Atatürk, “Çocuklarımıza her şeyden evvel Türkiye’ye düşman bütün uluslarla mücadele etmek öğretilmelidir.” demektedir. Mustafa Kemal Atatürk, kökü dışarıda olan bütün kurumlara karşı net bir tavır almıştır. 1935 tarihinde mason localarını kapatmıştır. Dr. M. Kemal Öke, Atatürk’ü masonların tabii reisi göstermek için gayret sarf etmiş, Atatürk bu teklifi reddetmiş ve şöyle demiştir:
“Ben bu cemiyete girmem, ben başkalarının yaptığı prensiplere değil, ancak kendi prensiplerime uyarım.”
Masonlar, 1935 yılında da Cumhurbaşkanlığı konutu olarak kullanılan Çankaya Köşkü'nü kovularak terk etmişlerdi. Mason localarının kapatılmak istenmesi üzerine Atatürk'ü ikna etmek için 11 Ocak 1935 tarihinde Cumhurbaşkanlığı konutuna çıkan Mason heyeti, Atatürk'ün büyük tepkisiyle karşılaşmıştı. Dönemin Van Milletvekili İbrahim Arvasi anılarında bu tarihi gerçeği şu şekilde anlatıyor:
‘’Masonların Büyük Üstadı Mim Kemal, Reis-i Cumhur'a hitaben: "Efendimiz biz zaten maiyet-i devletindeyiz fakat siz Meşrik-i Azam'ımız olursanız, bir pervane gibi etrafınızda dönüp dolaşırız demiş. Reis-i Cumhur da; peki bir şey soracağım, bana cevap veriniz de sonra... Siz Avrupa'da hangi locaya bağlısınız ve mektebinizin ismi nedir?" diye sormuş.
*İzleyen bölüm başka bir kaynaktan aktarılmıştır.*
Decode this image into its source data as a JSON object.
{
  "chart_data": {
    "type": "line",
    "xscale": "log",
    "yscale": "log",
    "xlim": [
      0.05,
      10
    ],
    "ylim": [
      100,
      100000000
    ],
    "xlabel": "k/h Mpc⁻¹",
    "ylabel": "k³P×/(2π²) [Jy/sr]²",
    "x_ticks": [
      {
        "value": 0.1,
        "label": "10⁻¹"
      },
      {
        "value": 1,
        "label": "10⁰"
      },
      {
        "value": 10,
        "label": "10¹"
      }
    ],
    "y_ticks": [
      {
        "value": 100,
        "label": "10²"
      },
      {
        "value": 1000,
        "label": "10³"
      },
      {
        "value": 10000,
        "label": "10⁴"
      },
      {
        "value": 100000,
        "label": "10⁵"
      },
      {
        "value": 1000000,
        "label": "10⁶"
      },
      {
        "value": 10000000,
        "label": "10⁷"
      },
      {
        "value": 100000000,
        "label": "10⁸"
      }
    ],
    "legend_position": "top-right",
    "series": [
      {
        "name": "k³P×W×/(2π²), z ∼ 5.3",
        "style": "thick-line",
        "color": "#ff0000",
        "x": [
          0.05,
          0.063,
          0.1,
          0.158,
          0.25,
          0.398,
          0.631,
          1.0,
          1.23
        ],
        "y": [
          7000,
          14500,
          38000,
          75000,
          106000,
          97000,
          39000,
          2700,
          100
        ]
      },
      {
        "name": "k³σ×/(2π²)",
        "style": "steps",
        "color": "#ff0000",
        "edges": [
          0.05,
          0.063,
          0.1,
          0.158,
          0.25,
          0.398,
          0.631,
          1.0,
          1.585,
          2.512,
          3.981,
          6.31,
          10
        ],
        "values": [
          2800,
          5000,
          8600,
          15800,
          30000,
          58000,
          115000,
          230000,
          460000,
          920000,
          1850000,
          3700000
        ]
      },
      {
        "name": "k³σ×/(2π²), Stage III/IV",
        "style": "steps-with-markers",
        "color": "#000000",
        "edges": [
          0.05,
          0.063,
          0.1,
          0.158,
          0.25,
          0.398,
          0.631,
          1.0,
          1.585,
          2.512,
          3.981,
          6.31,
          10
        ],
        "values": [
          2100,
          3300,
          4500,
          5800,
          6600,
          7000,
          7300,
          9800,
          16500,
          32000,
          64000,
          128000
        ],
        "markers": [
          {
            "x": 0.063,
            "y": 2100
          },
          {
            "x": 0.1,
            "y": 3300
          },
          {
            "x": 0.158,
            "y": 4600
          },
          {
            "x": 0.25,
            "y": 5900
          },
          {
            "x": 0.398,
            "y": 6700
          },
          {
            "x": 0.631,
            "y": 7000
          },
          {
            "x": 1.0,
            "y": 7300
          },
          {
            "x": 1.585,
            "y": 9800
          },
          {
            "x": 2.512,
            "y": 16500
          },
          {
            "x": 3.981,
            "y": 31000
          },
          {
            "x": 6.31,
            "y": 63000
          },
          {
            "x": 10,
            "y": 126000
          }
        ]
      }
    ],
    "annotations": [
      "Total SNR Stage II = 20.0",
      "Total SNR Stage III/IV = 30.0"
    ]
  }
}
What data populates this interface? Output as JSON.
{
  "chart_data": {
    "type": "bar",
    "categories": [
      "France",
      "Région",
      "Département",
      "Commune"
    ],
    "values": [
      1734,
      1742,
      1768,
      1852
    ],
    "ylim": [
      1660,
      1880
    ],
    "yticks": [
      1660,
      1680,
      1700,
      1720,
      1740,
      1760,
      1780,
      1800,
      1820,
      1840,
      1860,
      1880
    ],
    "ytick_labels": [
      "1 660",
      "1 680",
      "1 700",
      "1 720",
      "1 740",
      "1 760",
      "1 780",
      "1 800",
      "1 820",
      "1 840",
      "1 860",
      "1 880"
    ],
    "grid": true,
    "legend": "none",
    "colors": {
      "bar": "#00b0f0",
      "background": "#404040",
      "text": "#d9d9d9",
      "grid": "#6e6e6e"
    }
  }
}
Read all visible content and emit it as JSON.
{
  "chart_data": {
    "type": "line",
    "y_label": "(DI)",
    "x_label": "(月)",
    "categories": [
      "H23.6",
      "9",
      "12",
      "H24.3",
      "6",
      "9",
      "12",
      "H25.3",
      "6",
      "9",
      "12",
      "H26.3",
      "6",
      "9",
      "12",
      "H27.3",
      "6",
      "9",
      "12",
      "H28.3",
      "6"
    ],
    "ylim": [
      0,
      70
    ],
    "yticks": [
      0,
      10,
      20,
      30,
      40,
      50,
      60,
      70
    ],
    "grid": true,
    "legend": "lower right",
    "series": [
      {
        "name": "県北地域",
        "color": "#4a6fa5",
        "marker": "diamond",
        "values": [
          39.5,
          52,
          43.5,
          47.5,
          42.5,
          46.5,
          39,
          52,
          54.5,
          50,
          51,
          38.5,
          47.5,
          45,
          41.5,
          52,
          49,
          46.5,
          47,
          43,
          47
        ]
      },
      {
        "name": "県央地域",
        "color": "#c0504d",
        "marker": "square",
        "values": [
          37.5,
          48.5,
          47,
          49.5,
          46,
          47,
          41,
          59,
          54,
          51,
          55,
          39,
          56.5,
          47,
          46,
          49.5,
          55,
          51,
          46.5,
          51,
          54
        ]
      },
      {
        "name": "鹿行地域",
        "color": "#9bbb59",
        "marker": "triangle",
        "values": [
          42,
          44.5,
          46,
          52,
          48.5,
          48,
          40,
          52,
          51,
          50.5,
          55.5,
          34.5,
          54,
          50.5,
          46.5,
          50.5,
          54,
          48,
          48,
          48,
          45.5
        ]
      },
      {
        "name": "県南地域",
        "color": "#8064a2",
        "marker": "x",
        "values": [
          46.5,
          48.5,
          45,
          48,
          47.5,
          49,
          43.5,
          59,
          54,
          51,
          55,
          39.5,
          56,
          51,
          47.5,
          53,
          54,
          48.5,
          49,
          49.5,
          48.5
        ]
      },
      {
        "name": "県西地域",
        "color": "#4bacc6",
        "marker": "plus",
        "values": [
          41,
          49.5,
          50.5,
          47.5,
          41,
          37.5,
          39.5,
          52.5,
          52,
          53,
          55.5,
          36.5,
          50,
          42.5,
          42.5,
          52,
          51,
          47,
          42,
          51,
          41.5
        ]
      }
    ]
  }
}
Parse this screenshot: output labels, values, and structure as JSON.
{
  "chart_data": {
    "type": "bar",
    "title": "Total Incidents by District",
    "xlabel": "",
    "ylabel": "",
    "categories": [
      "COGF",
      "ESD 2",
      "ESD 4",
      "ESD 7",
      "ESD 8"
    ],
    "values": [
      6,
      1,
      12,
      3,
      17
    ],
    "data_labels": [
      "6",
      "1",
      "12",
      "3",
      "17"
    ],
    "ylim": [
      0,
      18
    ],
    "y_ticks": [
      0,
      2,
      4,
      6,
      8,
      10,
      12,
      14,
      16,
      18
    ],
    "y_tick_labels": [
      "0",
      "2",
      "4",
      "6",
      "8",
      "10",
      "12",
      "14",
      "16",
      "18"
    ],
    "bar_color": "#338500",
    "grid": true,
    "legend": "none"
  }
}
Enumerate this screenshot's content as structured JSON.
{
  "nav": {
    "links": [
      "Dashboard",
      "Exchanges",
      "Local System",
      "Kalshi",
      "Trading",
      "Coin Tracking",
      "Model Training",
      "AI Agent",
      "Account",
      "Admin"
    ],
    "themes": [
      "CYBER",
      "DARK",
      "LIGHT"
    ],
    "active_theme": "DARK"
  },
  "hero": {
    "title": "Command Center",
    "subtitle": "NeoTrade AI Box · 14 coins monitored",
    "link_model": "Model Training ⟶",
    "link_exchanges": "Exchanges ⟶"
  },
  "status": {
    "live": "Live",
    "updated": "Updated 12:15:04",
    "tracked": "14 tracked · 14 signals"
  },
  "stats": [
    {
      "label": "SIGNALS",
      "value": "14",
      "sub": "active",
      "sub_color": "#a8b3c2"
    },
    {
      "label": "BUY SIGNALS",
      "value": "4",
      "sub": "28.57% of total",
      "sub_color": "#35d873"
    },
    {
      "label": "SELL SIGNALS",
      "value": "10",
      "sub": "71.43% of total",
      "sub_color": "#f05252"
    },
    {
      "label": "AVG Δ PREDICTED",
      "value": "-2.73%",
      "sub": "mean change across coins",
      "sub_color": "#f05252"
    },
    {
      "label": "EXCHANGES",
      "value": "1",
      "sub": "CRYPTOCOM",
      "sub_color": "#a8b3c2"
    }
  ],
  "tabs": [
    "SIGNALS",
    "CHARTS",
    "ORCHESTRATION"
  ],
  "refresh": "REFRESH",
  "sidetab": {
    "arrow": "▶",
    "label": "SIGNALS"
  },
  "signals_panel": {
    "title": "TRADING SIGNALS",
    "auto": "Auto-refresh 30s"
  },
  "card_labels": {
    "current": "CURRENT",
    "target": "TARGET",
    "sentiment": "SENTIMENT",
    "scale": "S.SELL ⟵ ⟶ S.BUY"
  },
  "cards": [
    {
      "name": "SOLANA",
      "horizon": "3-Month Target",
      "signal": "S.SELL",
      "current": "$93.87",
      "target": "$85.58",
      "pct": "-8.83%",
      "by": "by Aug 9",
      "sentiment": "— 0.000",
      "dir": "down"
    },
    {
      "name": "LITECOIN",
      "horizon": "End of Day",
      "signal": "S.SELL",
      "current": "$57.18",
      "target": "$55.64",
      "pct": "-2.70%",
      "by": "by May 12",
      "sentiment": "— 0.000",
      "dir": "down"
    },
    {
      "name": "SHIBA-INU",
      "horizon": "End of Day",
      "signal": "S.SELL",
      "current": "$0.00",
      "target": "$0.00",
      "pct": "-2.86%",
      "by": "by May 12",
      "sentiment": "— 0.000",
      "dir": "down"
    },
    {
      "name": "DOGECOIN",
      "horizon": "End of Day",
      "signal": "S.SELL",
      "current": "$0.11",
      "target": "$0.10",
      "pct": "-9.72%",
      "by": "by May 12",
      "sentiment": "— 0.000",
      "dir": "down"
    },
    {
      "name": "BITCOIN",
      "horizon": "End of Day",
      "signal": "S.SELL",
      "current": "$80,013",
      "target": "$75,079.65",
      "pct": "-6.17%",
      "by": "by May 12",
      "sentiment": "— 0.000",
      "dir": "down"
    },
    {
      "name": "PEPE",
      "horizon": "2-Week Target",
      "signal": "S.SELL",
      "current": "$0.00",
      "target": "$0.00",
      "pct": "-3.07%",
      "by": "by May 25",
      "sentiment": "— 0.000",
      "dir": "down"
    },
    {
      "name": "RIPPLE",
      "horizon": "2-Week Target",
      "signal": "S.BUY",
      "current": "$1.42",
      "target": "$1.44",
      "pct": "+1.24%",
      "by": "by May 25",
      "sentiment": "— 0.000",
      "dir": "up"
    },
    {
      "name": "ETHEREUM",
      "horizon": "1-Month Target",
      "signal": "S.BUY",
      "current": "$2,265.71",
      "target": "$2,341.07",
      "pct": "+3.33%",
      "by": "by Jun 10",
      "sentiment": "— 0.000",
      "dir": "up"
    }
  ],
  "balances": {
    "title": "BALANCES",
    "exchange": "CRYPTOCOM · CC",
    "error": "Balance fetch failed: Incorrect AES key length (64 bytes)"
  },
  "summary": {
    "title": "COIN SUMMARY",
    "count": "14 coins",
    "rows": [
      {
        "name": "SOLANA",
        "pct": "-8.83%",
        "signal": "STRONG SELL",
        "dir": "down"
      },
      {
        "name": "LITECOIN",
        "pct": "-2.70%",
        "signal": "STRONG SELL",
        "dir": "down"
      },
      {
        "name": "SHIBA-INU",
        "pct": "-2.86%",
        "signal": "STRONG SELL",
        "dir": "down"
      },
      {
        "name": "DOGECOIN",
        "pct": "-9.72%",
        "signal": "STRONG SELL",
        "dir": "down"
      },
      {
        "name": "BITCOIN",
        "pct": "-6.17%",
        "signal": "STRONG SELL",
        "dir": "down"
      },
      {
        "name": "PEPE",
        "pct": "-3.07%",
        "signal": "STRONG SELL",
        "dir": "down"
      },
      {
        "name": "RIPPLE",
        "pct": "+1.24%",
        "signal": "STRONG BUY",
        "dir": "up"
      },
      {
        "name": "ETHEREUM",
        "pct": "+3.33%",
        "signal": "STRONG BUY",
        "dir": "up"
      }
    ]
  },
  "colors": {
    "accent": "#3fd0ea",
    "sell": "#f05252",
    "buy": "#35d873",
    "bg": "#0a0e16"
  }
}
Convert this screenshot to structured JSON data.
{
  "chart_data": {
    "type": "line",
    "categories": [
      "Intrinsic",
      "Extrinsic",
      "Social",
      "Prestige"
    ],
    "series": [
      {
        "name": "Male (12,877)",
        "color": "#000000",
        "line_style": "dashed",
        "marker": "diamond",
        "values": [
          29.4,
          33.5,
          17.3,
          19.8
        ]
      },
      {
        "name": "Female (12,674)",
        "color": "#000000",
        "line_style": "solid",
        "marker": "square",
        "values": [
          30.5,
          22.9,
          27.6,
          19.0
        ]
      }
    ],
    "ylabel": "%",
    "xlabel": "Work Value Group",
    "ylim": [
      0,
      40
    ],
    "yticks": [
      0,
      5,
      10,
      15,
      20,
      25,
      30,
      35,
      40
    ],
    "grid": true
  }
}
Mason Üstadı Mim Kemal "Biz Cenova'ya tabiyiz ve Reisimiz Barca Mişon'dur" diye cevap verince küplere binen Mustafa Kemal Paşa, "Haydi defolun buradan, cehennem olun gidin. Yahudi uşakları! Benim milletim bana kahraman sıfatı verdi. Ben sizin gibi bir çift Yahudi'ye uşak mı olacağım? Bu gece sabaha kadar Türkiye'deki bütün locaları kapatmadığınız takdirde, yarın teşkil edeceğim Divan ı Harb-i Örfi'ye hepinizi verir ve astırırım. Haydi defolun karşımdan" diyerek masonları kovdu.’’
İbrahim Arvasi'nin "Tarihi Hakikatler" isimli kitabının 71 ve 72. sayfalarında anlattığına göre; “Atatürk'ten ağır hakaret işiterek kovulan masonlar, o gece adeta yıldırım hızıyla durumu İzmir, İstanbul ve Adana'daki localara bildirirler. Sabah olmadan Türkiye'deki bütün locaların kapanma kararlarını aldırıp, ilgili belgeleri daha sabah kahvaltısı sofrasından kalkmayan Atatürk'ün önüne koyup derin bir nefes alırlar.”
2. Masonlukta Gizlilik Neden Önemlidir?
Masonlar bu sorunun da en açık cevabını yine kendi kaynaklarında vermektedirler:
“Masonluk sırlarını ve hakikatleri maskeler. Arzu edenler ise esasen hafifçe maskelenmiş olan bu hakikatleri bulabilirler. Bu hakikatlerin ise bazen zayıf ve düşüncesizlere açıklanması tehlikeli olabilir. Hatta onların mevcut olan inançlarını bile yok edebilir. Masonluğa intisab edenlerinkini (girenlerinkini) ise kuvvetlendirir. Kadim (daimi) sırların tesis edilme sebebi bundan ileri gelmektedir. Bunlar bilgi ve hikmet arayıcıları için bu işe başlangıç veya verilecek malumata hazırlık safhası vazifesini gören mekteptir. Doğru dürüst bir hazırlık safhasından geçmeden verilen hakikatler bunları alanlar için yıkıcı ve şaşırtıcı olabilir.”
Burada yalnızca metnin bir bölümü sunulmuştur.